En revanche, si j’apprécie de plus en plus la philosophie de Deleuze (une sorte de « devenir-Deleuze »), j’ai vraiment beaucoup de mal avec son style. Mais, au fond, ceci n’est peut-être qu’affaire de goût.
5 janvier 2016 à 19:08 Lüther[Citer] [Répondre]
Ah, le style de Deleuze.
On en parlera encore après ma mort.
Je le trouve plus équilibré quand il écrit avec Guattari ; j’aime la crasse mais fine ironie distillée dans ce billet, merci pour ces quelques secondes de rire irrépressible.
6 janvier 2016 à 21:53 Noblejoué[Citer] [Répondre]
Est-ce que les ongles ne sont pas l’équivalent des griffes des animaux ?
Donc de longues griffes peuvent paraitre aggressives à certains qui aggressent leur porteur, lequel peut les avoir laissé pousser par négligence… Mais non taillés les ongles renvoient encore plus à la nature donc à la sauvagerie et à la violence, déclenchant en retour la violence du critique.
Nous sommes des animaux assez particuliers, mais à la base, on l’oublie vraiment beaucoup, des animaux.
C’est bien pour ça que Mitterand c’est fait limer ses canines de « vampire ».

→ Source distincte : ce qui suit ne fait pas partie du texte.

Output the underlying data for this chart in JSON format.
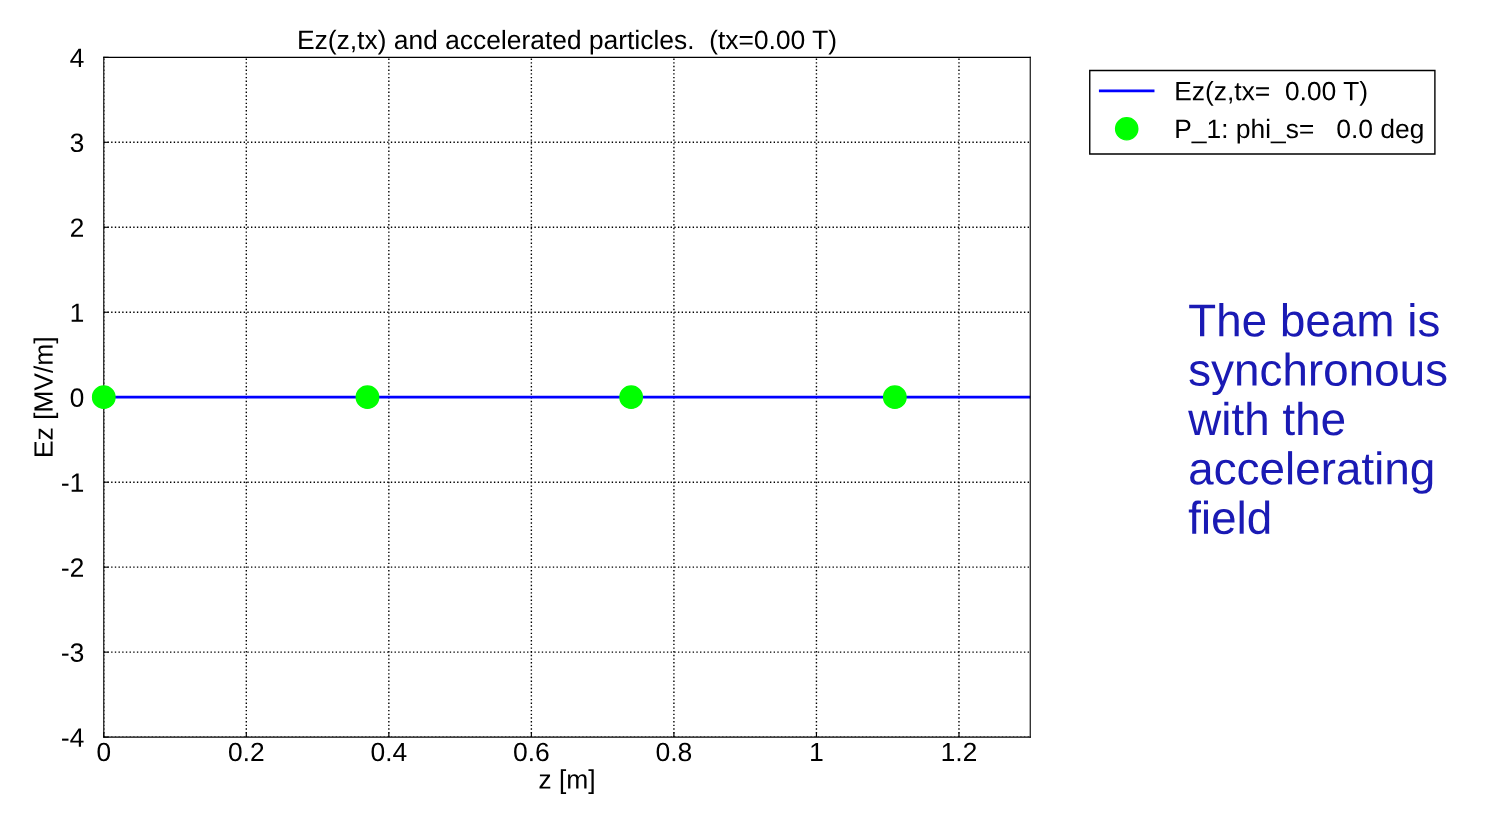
{
  "chart_data": {
    "type": "line",
    "title": "Ez(z,tx) and accelerated particles.  (tx=0.00 T)",
    "xlabel": "z [m]",
    "ylabel": "Ez [MV/m]",
    "series": [
      {
        "name": "Ez(z,tx=  0.00 T)",
        "color": "#0000ff",
        "x": [
          0,
          1.3
        ],
        "values": [
          0,
          0
        ]
      },
      {
        "name": "P_1: phi_s=   0.0 deg",
        "type": "scatter",
        "color": "#00ff00",
        "marker": "circle",
        "x": [
          0,
          0.37,
          0.74,
          1.11
        ],
        "values": [
          0,
          0,
          0,
          0
        ]
      }
    ],
    "xlim": [
      0,
      1.3
    ],
    "xticks": [
      0,
      0.2,
      0.4,
      0.6,
      0.8,
      1,
      1.2
    ],
    "ylim": [
      -4,
      4
    ],
    "yticks": [
      -4,
      -3,
      -2,
      -1,
      0,
      1,
      2,
      3,
      4
    ],
    "grid": true,
    "legend": "top right",
    "annotations": [
      "The beam is synchronous with the accelerating field"
    ]
  }
}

14 juin 2021 à 23:24 K[Citer] [Répondre]
Dans l’extrait au début, il explique qu’il n’a pas d’empreintes digitales, sa peau est comme à vif au bout des doigts. Il dit que ses ongles le protègent. Au delà, je serais tentée de penser que cette contrainte esthétique, (comme d’autres se rongant les ongles de manière irrépressible parce qu’au fond, il en va de leur sensorialité), peut participer à mettre la personne en décalage, et l’obliger à développer cette prothèse mentale qui est chez lui la philosophie. D’où ce paradoxe de vouloir être imperceptible alors que pour quelqu’un qui l’observe selon le filtre des normes, il se disqualifie. C’est comme quand on est pris pour un garçon quand on est une fille, ça déclenche des avalanches de micro-procès comme : elle n’a qu’à mettre une jupe. Mais on ne fait pas ce qu’on veut de son corps : pour une partie majoritaire, il est, tout simplement. Et l’élagage social, qui reflète sans doute les majorités ne reflète pas plus l’excellence, que ne la reflète la foule.